With writers on strike, Hollywood crumbles. The last writers’ strike in 2007/08 lasted for 100 days and resulted in losses of more than $2bn and countless jobs across the entertainment industry. And not just amongst creatives – catering, transportation, equipment rental. So many different businesses suffered.
I have been talking to lots of LA-based agents and many are planning on spending time in London and Canada over the next few months, looking to bolster their rosters with non-guild writers in a bid to mitigate risk
So as the Writers Guild of America (WGA) gears up for what look to be increasingly fraught negotiations with the AMPTP, everyone is worried. If the strike moves ahead, Hollywood will lose again.
There might be some winners though. I have been talking to lots of LA-based agents and many are planning on spending time in London and Canada over the next few months, looking to bolster their rosters with non-guild writers in a bid to mitigate risk and find ways to work around the imminent strike.
Some of the bigger players have already future-proofed themselves by buying large UK talent firms: UTA recently acquired Curtis Brown and 42 Management recently divested a stake in the firm to Lionsgate.
This does of course present opportunities for overseas writers but for Hollywood, it is a short-term fix for a longer-term problem.
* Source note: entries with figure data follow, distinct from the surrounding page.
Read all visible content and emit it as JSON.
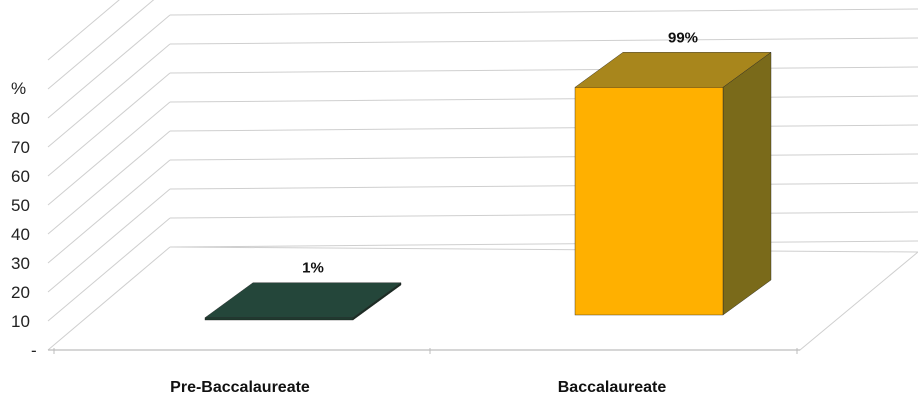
{
  "chart_data": {
    "type": "bar",
    "style": "3d",
    "categories": [
      "Pre-Baccalaureate",
      "Baccalaureate"
    ],
    "values": [
      1,
      99
    ],
    "data_labels": [
      "1%",
      "99%"
    ],
    "ylabel": "%",
    "y_ticks": [
      10,
      20,
      30,
      40,
      50,
      60,
      70,
      80
    ],
    "ylim": [
      0,
      100
    ],
    "grid": true,
    "legend": "none",
    "colors": {
      "bar_front": [
        "#1f3a2e",
        "#ffb000"
      ],
      "bar_side": [
        "#1a2d24",
        "#7a6a1a"
      ],
      "bar_top": [
        "#24463a",
        "#a8861c"
      ],
      "grid": "#cfcfcf",
      "axis": "#bdbdbd"
    }
  }
}
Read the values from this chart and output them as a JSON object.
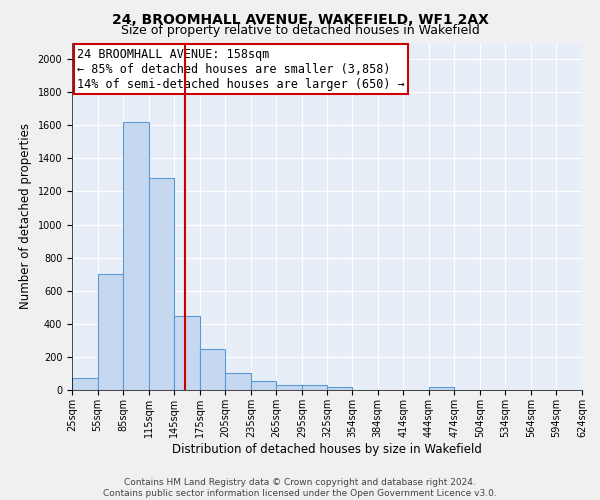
{
  "title1": "24, BROOMHALL AVENUE, WAKEFIELD, WF1 2AX",
  "title2": "Size of property relative to detached houses in Wakefield",
  "xlabel": "Distribution of detached houses by size in Wakefield",
  "ylabel": "Number of detached properties",
  "bin_edges": [
    25,
    55,
    85,
    115,
    145,
    175,
    205,
    235,
    265,
    295,
    325,
    354,
    384,
    414,
    444,
    474,
    504,
    534,
    564,
    594,
    624
  ],
  "bin_labels": [
    "25sqm",
    "55sqm",
    "85sqm",
    "115sqm",
    "145sqm",
    "175sqm",
    "205sqm",
    "235sqm",
    "265sqm",
    "295sqm",
    "325sqm",
    "354sqm",
    "384sqm",
    "414sqm",
    "444sqm",
    "474sqm",
    "504sqm",
    "534sqm",
    "564sqm",
    "594sqm",
    "624sqm"
  ],
  "bar_heights": [
    75,
    700,
    1620,
    1280,
    450,
    250,
    100,
    55,
    30,
    30,
    20,
    0,
    0,
    0,
    20,
    0,
    0,
    0,
    0,
    0
  ],
  "bar_color": "#c5d8f0",
  "bar_edge_color": "#5b9bd5",
  "property_size": 158,
  "vline_color": "#cc0000",
  "annotation_text": "24 BROOMHALL AVENUE: 158sqm\n← 85% of detached houses are smaller (3,858)\n14% of semi-detached houses are larger (650) →",
  "annotation_box_color": "#ffffff",
  "annotation_edge_color": "#cc0000",
  "ylim": [
    0,
    2100
  ],
  "yticks": [
    0,
    200,
    400,
    600,
    800,
    1000,
    1200,
    1400,
    1600,
    1800,
    2000
  ],
  "background_color": "#e8eef7",
  "footer_text": "Contains HM Land Registry data © Crown copyright and database right 2024.\nContains public sector information licensed under the Open Government Licence v3.0.",
  "title1_fontsize": 10,
  "title2_fontsize": 9,
  "xlabel_fontsize": 8.5,
  "ylabel_fontsize": 8.5,
  "tick_fontsize": 7,
  "annotation_fontsize": 8.5,
  "footer_fontsize": 6.5
}
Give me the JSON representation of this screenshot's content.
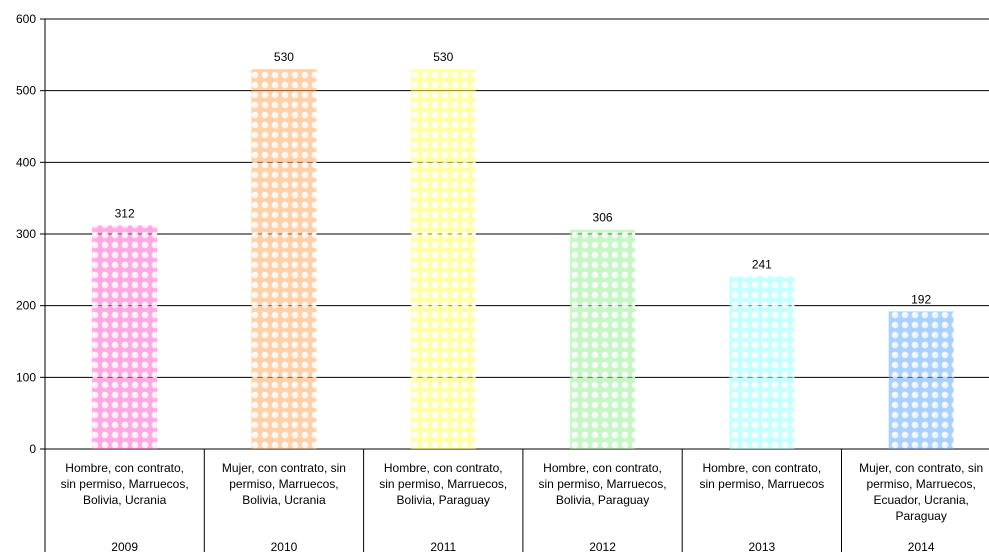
{
  "chart_data": {
    "type": "bar",
    "ylim": [
      0,
      600
    ],
    "yticks": [
      0,
      100,
      200,
      300,
      400,
      500,
      600
    ],
    "grid": true,
    "legend": "none",
    "categories": [
      {
        "label": "Hombre, con contrato, sin permiso, Marruecos, Bolivia, Ucrania",
        "label_lines": [
          "Hombre, con contrato,",
          "sin permiso, Marruecos,",
          "Bolivia, Ucrania"
        ],
        "year": "2009"
      },
      {
        "label": "Mujer, con contrato, sin permiso, Marruecos, Bolivia, Ucrania",
        "label_lines": [
          "Mujer, con contrato, sin",
          "permiso, Marruecos,",
          "Bolivia, Ucrania"
        ],
        "year": "2010"
      },
      {
        "label": "Hombre, con contrato, sin permiso, Marruecos, Bolivia, Paraguay",
        "label_lines": [
          "Hombre, con contrato,",
          "sin permiso, Marruecos,",
          "Bolivia, Paraguay"
        ],
        "year": "2011"
      },
      {
        "label": "Hombre, con contrato, sin permiso, Marruecos, Bolivia, Paraguay",
        "label_lines": [
          "Hombre, con contrato,",
          "sin permiso, Marruecos,",
          "Bolivia, Paraguay"
        ],
        "year": "2012"
      },
      {
        "label": "Hombre, con contrato, sin permiso, Marruecos",
        "label_lines": [
          "Hombre, con contrato,",
          "sin permiso, Marruecos"
        ],
        "year": "2013"
      },
      {
        "label": "Mujer, con contrato, sin permiso, Marruecos, Ecuador, Ucrania, Paraguay",
        "label_lines": [
          "Mujer, con contrato, sin",
          "permiso, Marruecos,",
          "Ecuador, Ucrania,",
          "Paraguay"
        ],
        "year": "2014"
      }
    ],
    "series": [
      {
        "values": [
          312,
          530,
          530,
          306,
          241,
          192
        ],
        "data_labels": [
          "312",
          "530",
          "530",
          "306",
          "241",
          "192"
        ],
        "colors": [
          "#ff66cc",
          "#ffaa66",
          "#ffff66",
          "#99ee99",
          "#99ffff",
          "#66aaff"
        ]
      }
    ]
  }
}
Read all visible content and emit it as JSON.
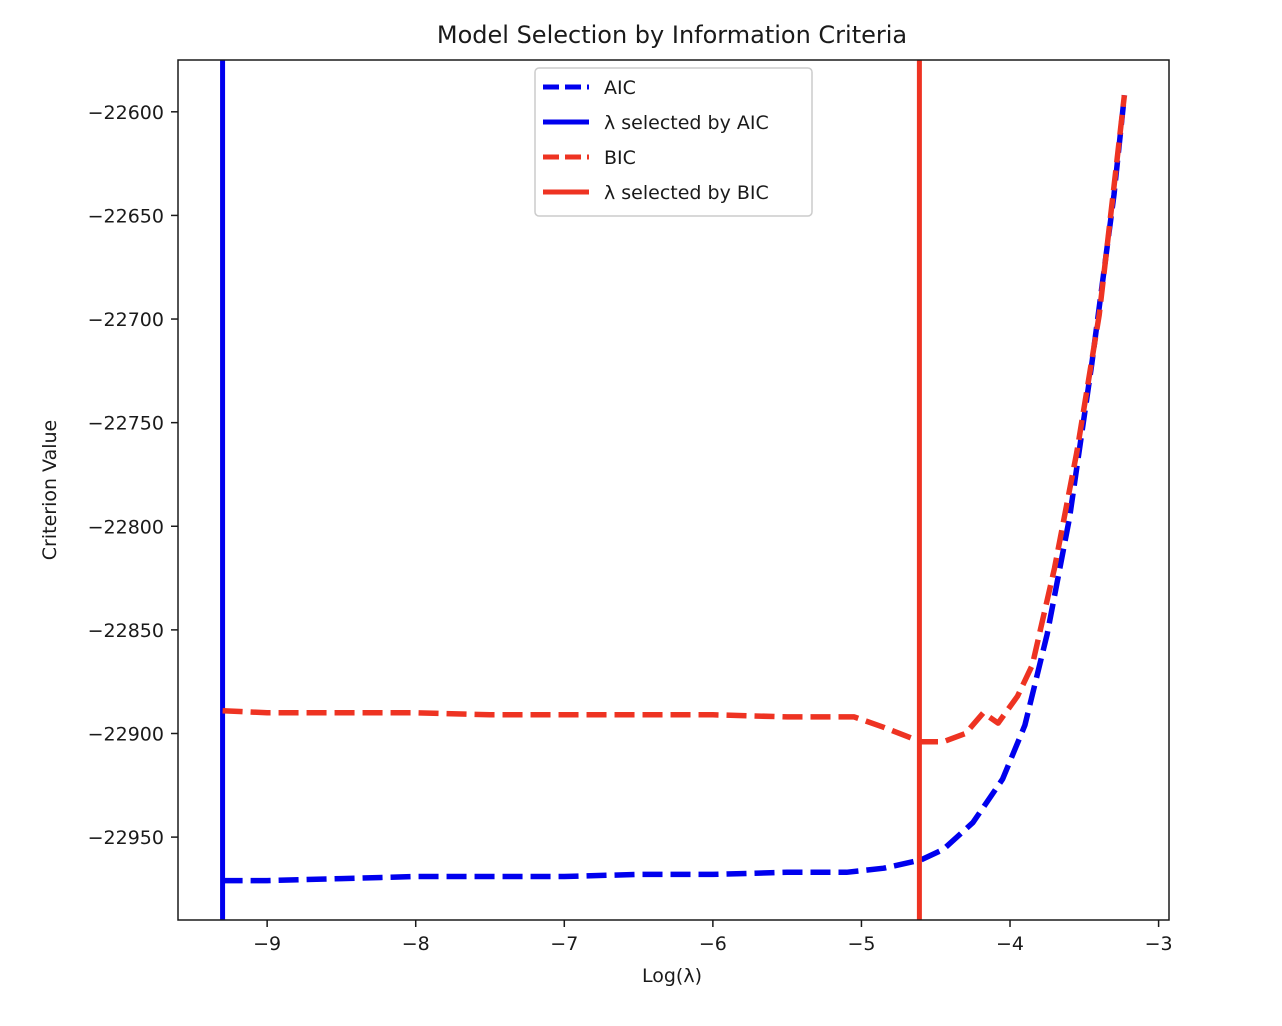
{
  "chart_data": {
    "type": "line",
    "title": "Model Selection by Information Criteria",
    "xlabel": "Log(λ)",
    "ylabel": "Criterion Value",
    "xlim": [
      -9.6,
      -2.93
    ],
    "ylim": [
      -22990,
      -22575
    ],
    "x_ticks": [
      {
        "value": -9,
        "label": "−9"
      },
      {
        "value": -8,
        "label": "−8"
      },
      {
        "value": -7,
        "label": "−7"
      },
      {
        "value": -6,
        "label": "−6"
      },
      {
        "value": -5,
        "label": "−5"
      },
      {
        "value": -4,
        "label": "−4"
      },
      {
        "value": -3,
        "label": "−3"
      }
    ],
    "y_ticks": [
      {
        "value": -22600,
        "label": "−22600"
      },
      {
        "value": -22650,
        "label": "−22650"
      },
      {
        "value": -22700,
        "label": "−22700"
      },
      {
        "value": -22750,
        "label": "−22750"
      },
      {
        "value": -22800,
        "label": "−22800"
      },
      {
        "value": -22850,
        "label": "−22850"
      },
      {
        "value": -22900,
        "label": "−22900"
      },
      {
        "value": -22950,
        "label": "−22950"
      }
    ],
    "grid": false,
    "legend_position": "top-center",
    "series": [
      {
        "name": "AIC",
        "style": "dashed",
        "color": "#0000ee",
        "x": [
          -9.3,
          -9.0,
          -8.5,
          -8.0,
          -7.5,
          -7.0,
          -6.5,
          -6.0,
          -5.5,
          -5.1,
          -4.85,
          -4.6,
          -4.45,
          -4.25,
          -4.05,
          -3.9,
          -3.75,
          -3.6,
          -3.45,
          -3.3,
          -3.23
        ],
        "y": [
          -22971,
          -22971,
          -22970,
          -22969,
          -22969,
          -22969,
          -22968,
          -22968,
          -22967,
          -22967,
          -22965,
          -22961,
          -22956,
          -22943,
          -22922,
          -22896,
          -22852,
          -22796,
          -22722,
          -22640,
          -22592
        ]
      },
      {
        "name": "λ selected by AIC",
        "style": "solid-vertical",
        "color": "#0000ee",
        "x": -9.3
      },
      {
        "name": "BIC",
        "style": "dashed",
        "color": "#ee3322",
        "x": [
          -9.3,
          -9.0,
          -8.5,
          -8.0,
          -7.5,
          -7.0,
          -6.5,
          -6.0,
          -5.5,
          -5.05,
          -4.85,
          -4.6,
          -4.45,
          -4.3,
          -4.18,
          -4.08,
          -3.95,
          -3.85,
          -3.7,
          -3.55,
          -3.4,
          -3.3,
          -3.23
        ],
        "y": [
          -22889,
          -22890,
          -22890,
          -22890,
          -22891,
          -22891,
          -22891,
          -22891,
          -22892,
          -22892,
          -22897,
          -22904,
          -22904,
          -22900,
          -22890,
          -22895,
          -22882,
          -22867,
          -22820,
          -22764,
          -22698,
          -22636,
          -22592
        ]
      },
      {
        "name": "λ selected by BIC",
        "style": "solid-vertical",
        "color": "#ee3322",
        "x": -4.61
      }
    ]
  }
}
We need to come together and champion the real heroes of the small and silver screens – the writers, producers and brilliant creative minds that promote joy, bring people together and keep us entertained. Oh yes – and whose stories keep the wheels of the industry turning for us all.
As Charlie Kaufman (Eternal Sunshine Of The Spotless Mind) said in his extraordinary acceptance speech at the recent WGA Awards: “I have dropped the ball, I have wasted years seeking the approval of people with money. Don’t get trapped in their world of box office numbers. You don’t work for the world of box office numbers. You work for the world. Just make your story honest and tell it.”